US, Europe and China to dominate hydrogen supply – BloombergNEF

By the end of the decade, the United States, Europe, and China will dominate the global supply of low-carbon hydrogen thanks to strong regulatory support and ambitious growth targets. This is stated in the relevant report of the research organization BloombergNEF (BNEF), Bloomberg reports.

By 2030, these three markets will account for 80% of global production of clean hydrogen. The annual supply is expected to increase 30 times, to 16.4 million tons.

By 2030, the United States is projected to account for 37% of low-carbon hydrogen production, while Europe and China will account for 24% and 19%, respectively, thanks to strong domestic policy support, including subsidies and tax incentives.

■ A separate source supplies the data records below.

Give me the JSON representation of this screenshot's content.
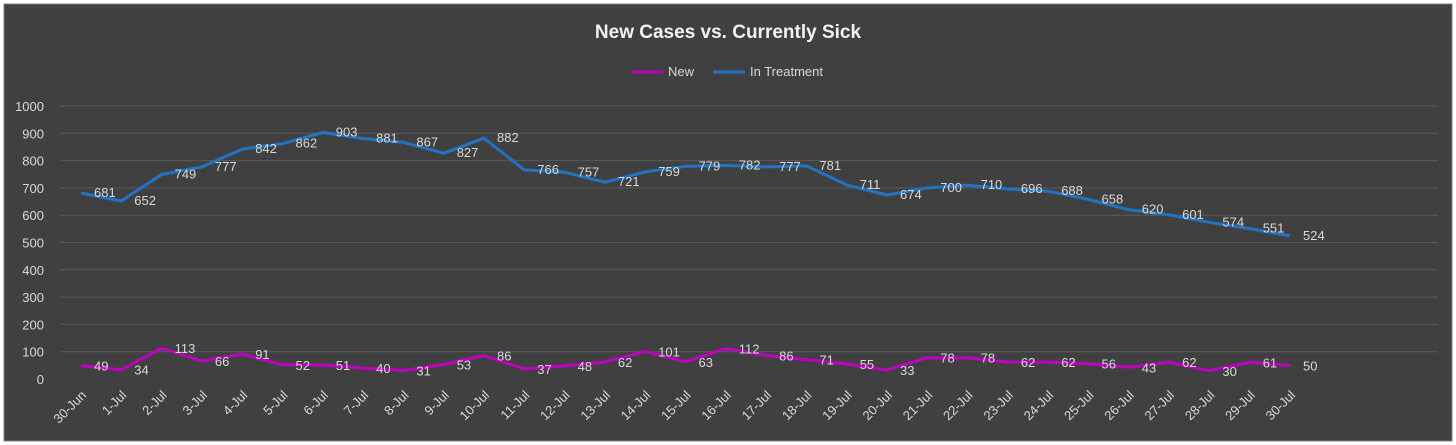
{
  "chart_data": {
    "type": "line",
    "title": "New Cases vs. Currently Sick",
    "xlabel": "",
    "ylabel": "",
    "ylim": [
      0,
      1000
    ],
    "yticks": [
      "0",
      "100",
      "200",
      "300",
      "400",
      "500",
      "600",
      "700",
      "800",
      "900",
      "1000"
    ],
    "grid": true,
    "legend_position": "top",
    "categories": [
      "30-Jun",
      "1-Jul",
      "2-Jul",
      "3-Jul",
      "4-Jul",
      "5-Jul",
      "6-Jul",
      "7-Jul",
      "8-Jul",
      "9-Jul",
      "10-Jul",
      "11-Jul",
      "12-Jul",
      "13-Jul",
      "14-Jul",
      "15-Jul",
      "16-Jul",
      "17-Jul",
      "18-Jul",
      "19-Jul",
      "20-Jul",
      "21-Jul",
      "22-Jul",
      "23-Jul",
      "24-Jul",
      "25-Jul",
      "26-Jul",
      "27-Jul",
      "28-Jul",
      "29-Jul",
      "30-Jul"
    ],
    "series": [
      {
        "name": "New",
        "color": "#c000c0",
        "values": [
          49,
          34,
          113,
          66,
          91,
          52,
          51,
          40,
          31,
          53,
          86,
          37,
          48,
          62,
          101,
          63,
          112,
          86,
          71,
          55,
          33,
          78,
          78,
          62,
          62,
          56,
          43,
          62,
          30,
          61,
          50
        ]
      },
      {
        "name": "In Treatment",
        "color": "#1f74c4",
        "values": [
          681,
          652,
          749,
          777,
          842,
          862,
          903,
          881,
          867,
          827,
          882,
          766,
          757,
          721,
          759,
          779,
          782,
          777,
          781,
          711,
          674,
          700,
          710,
          696,
          688,
          658,
          620,
          601,
          574,
          551,
          524
        ]
      }
    ],
    "colors": {
      "background": "#404040",
      "gridline": "#5a5a5a",
      "text": "#d9d9d9",
      "title": "#f2f2f2"
    }
  }
}
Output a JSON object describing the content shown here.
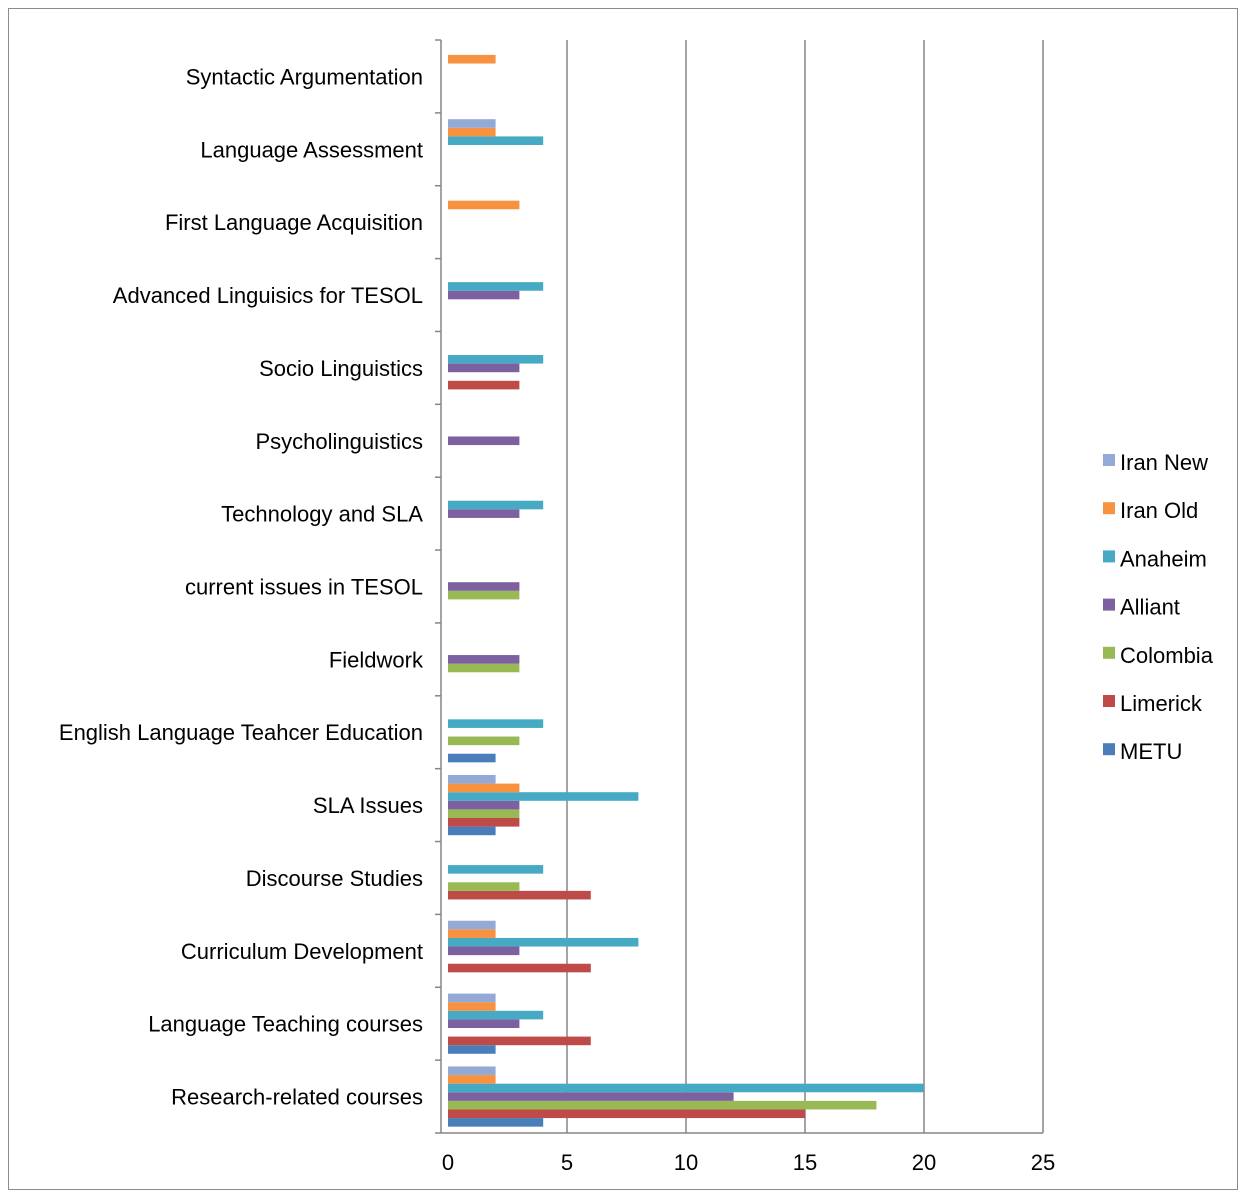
{
  "chart_data": {
    "type": "bar",
    "orientation": "horizontal",
    "categories": [
      "Research-related courses",
      "Language Teaching courses",
      "Curriculum Development",
      "Discourse Studies",
      "SLA Issues",
      "English Language Teahcer Education",
      "Fieldwork",
      "current issues in TESOL",
      "Technology and SLA",
      "Psycholinguistics",
      "Socio Linguistics",
      "Advanced Linguisics for TESOL",
      "First Language Acquisition",
      "Language Assessment",
      "Syntactic Argumentation"
    ],
    "series": [
      {
        "name": "METU",
        "color": "#4a7ebb",
        "values": [
          4,
          2,
          0,
          0,
          2,
          2,
          0,
          0,
          0,
          0,
          0,
          0,
          0,
          0,
          0
        ]
      },
      {
        "name": "Limerick",
        "color": "#be4b48",
        "values": [
          15,
          6,
          6,
          6,
          3,
          0,
          0,
          0,
          0,
          0,
          3,
          0,
          0,
          0,
          0
        ]
      },
      {
        "name": "Colombia",
        "color": "#98b954",
        "values": [
          18,
          0,
          0,
          3,
          3,
          3,
          3,
          3,
          0,
          0,
          0,
          0,
          0,
          0,
          0
        ]
      },
      {
        "name": "Alliant",
        "color": "#7d60a0",
        "values": [
          12,
          3,
          3,
          0,
          3,
          0,
          3,
          3,
          3,
          3,
          3,
          3,
          0,
          0,
          0
        ]
      },
      {
        "name": "Anaheim",
        "color": "#46aac5",
        "values": [
          20,
          4,
          8,
          4,
          8,
          4,
          0,
          0,
          4,
          0,
          4,
          4,
          0,
          4,
          0
        ]
      },
      {
        "name": "Iran Old",
        "color": "#f69240",
        "values": [
          2,
          2,
          2,
          0,
          3,
          0,
          0,
          0,
          0,
          0,
          0,
          0,
          3,
          2,
          2
        ]
      },
      {
        "name": "Iran New",
        "color": "#94aad6",
        "values": [
          2,
          2,
          2,
          0,
          2,
          0,
          0,
          0,
          0,
          0,
          0,
          0,
          0,
          2,
          0
        ]
      }
    ],
    "xlim": [
      0,
      25
    ],
    "xticks": [
      "0",
      "5",
      "10",
      "15",
      "20",
      "25"
    ],
    "grid": true,
    "legend_position": "right"
  }
}
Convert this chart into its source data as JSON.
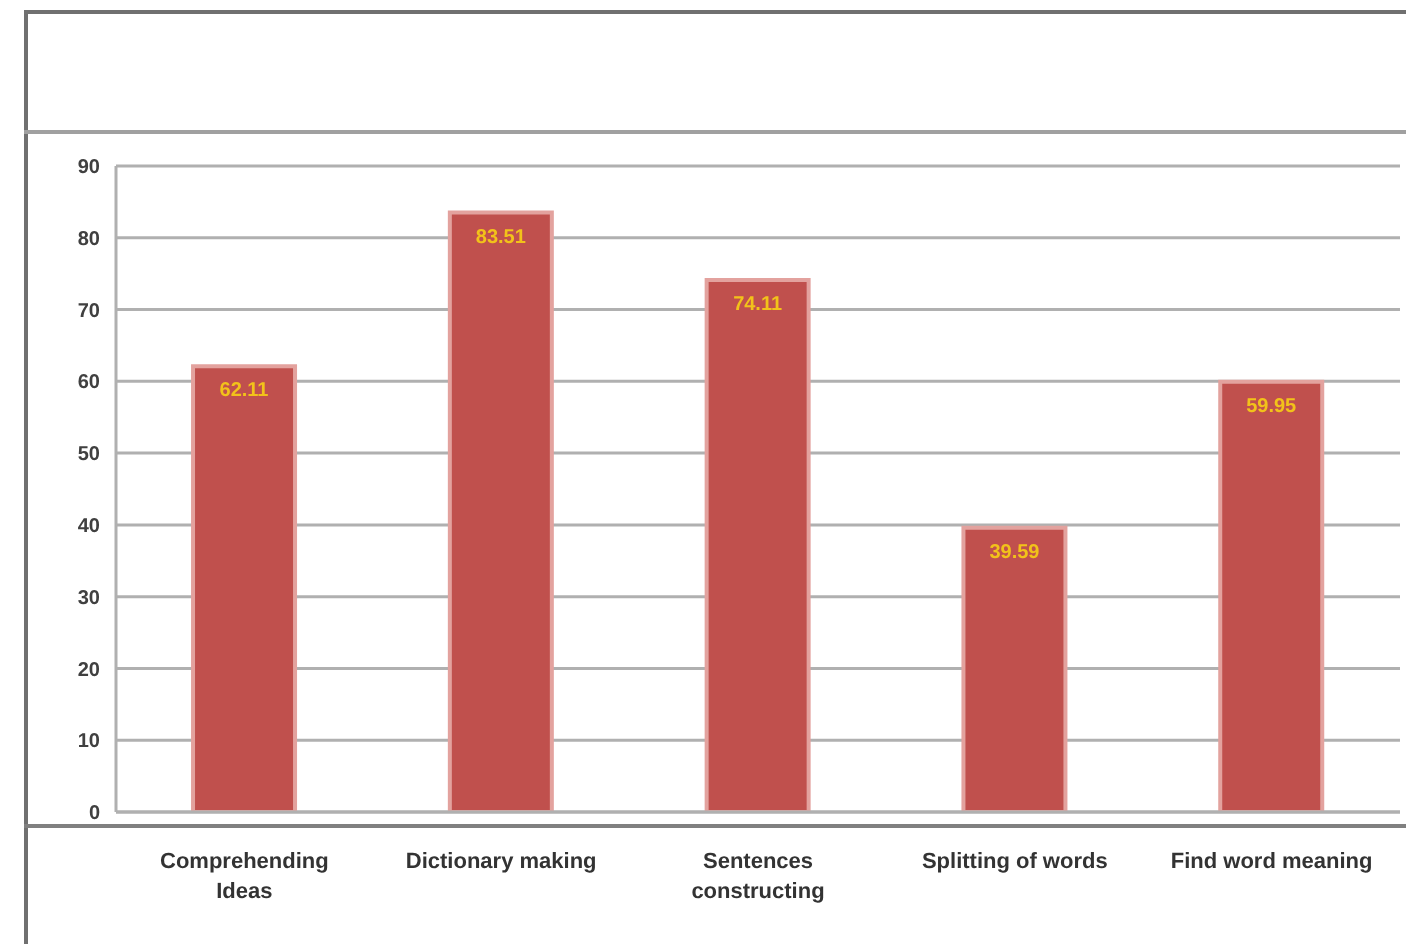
{
  "chart_data": {
    "type": "bar",
    "categories": [
      "Comprehending Ideas",
      "Dictionary making",
      "Sentences constructing",
      "Splitting of words",
      "Find word meaning"
    ],
    "values": [
      62.11,
      83.51,
      74.11,
      39.59,
      59.95
    ],
    "color": "#c0504d",
    "ylim": [
      0,
      90
    ],
    "yticks": [
      0,
      10,
      20,
      30,
      40,
      50,
      60,
      70,
      80,
      90
    ],
    "grid": "y",
    "data_labels": true
  }
}
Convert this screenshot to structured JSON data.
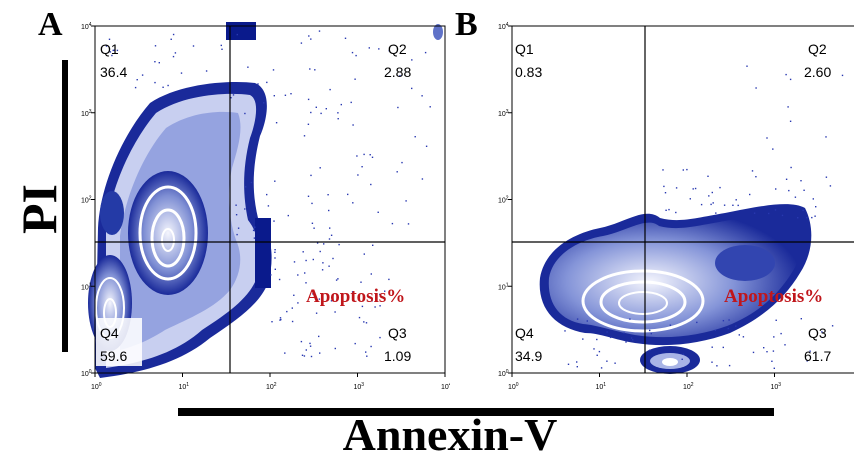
{
  "figure": {
    "y_axis_label": "PI",
    "x_axis_label": "Annexin-V"
  },
  "panels": [
    {
      "letter": "A",
      "annotation": "Apoptosis%",
      "quadrants": {
        "q1": {
          "name": "Q1",
          "value": "36.4"
        },
        "q2": {
          "name": "Q2",
          "value": "2.88"
        },
        "q3": {
          "name": "Q3",
          "value": "1.09"
        },
        "q4": {
          "name": "Q4",
          "value": "59.6"
        }
      }
    },
    {
      "letter": "B",
      "annotation": "Apoptosis%",
      "quadrants": {
        "q1": {
          "name": "Q1",
          "value": "0.83"
        },
        "q2": {
          "name": "Q2",
          "value": "2.60"
        },
        "q3": {
          "name": "Q3",
          "value": "61.7"
        },
        "q4": {
          "name": "Q4",
          "value": "34.9"
        }
      }
    }
  ],
  "chart_data": [
    {
      "type": "heatmap",
      "x_scale": "log",
      "y_scale": "log",
      "xlim": [
        1,
        10000
      ],
      "ylim": [
        1,
        10000
      ],
      "x_ticks": [
        "10^0",
        "10^1",
        "10^2",
        "10^3",
        "10^4"
      ],
      "y_ticks": [
        "10^0",
        "10^1",
        "10^2",
        "10^3",
        "10^4"
      ],
      "gate_x": 35,
      "gate_y": 35,
      "quadrants": [
        {
          "name": "Q1",
          "percent": 36.4
        },
        {
          "name": "Q2",
          "percent": 2.88
        },
        {
          "name": "Q3",
          "percent": 1.09
        },
        {
          "name": "Q4",
          "percent": 59.6
        }
      ]
    },
    {
      "type": "heatmap",
      "x_scale": "log",
      "y_scale": "log",
      "xlim": [
        1,
        10000
      ],
      "ylim": [
        1,
        10000
      ],
      "x_ticks": [
        "10^0",
        "10^1",
        "10^2",
        "10^3",
        "10^4"
      ],
      "y_ticks": [
        "10^0",
        "10^1",
        "10^2",
        "10^3",
        "10^4"
      ],
      "gate_x": 35,
      "gate_y": 35,
      "quadrants": [
        {
          "name": "Q1",
          "percent": 0.83
        },
        {
          "name": "Q2",
          "percent": 2.6
        },
        {
          "name": "Q3",
          "percent": 61.7
        },
        {
          "name": "Q4",
          "percent": 34.9
        }
      ]
    }
  ],
  "colors": {
    "density_dark": "#0a1a8c",
    "density_light": "#eef0fb",
    "annotation": "#c0161b"
  }
}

Most of the hydrogen production in Europe will come from the UK, the Netherlands, Spain and Portugal. As for the situation in China, it remains difficult to monitor due to a lack of information about government projects and Beijing’s goals.

According to the New Energy Outlook 2024, published by BNEF, the demand for all types of hydrogen is expected to quadruple by 2050, to 390 million tons. At the same time, it will be driven by industries such as ferrous metallurgy, aviation, and shipping. The forecast was made under a zero-emissions scenario, when global warming is limited to 1.5°C above pre-industrial levels, as stipulated by the Paris Agreement.

By the end of 2030, about 95 GW of electrolyzers could be commissioned, almost 10 times the capacity approved today. This method is likely to account for almost all production in the Asia-Pacific region this decade. At the same time, most of the supply from large producers such as the United States and the United Kingdom will be “blue” hydrogen, i.e., hydrogen produced from fossil fuels, but combined with carbon capture and storage.

As for electricity generation, green power generation can provide the bulk of the aggressive emissions reductions needed by 2030, BNEF notes. This will give more time to address challenges in industries such as steel and aviation, where cost-competitive low-carbon solutions have not yet become widespread. Achieving zero emissions depends on tripling renewable energy capacity by the end of the decade.

Even if the transition is driven by economic factors alone, without additional political incentives, the share of renewables in electricity generation could exceed 50% by the end of this decade.

As GMK Center reported earlier, the European steel industry needs 5 million tons of hydrogen per year to decarbonize its operations. This estimate was made by Axel Eggert, CEO of the European Steel Association (EUROFER). He noted that major metallurgical projects in the region will be ready to use hydrogen by 2026-2027, but there is no supply.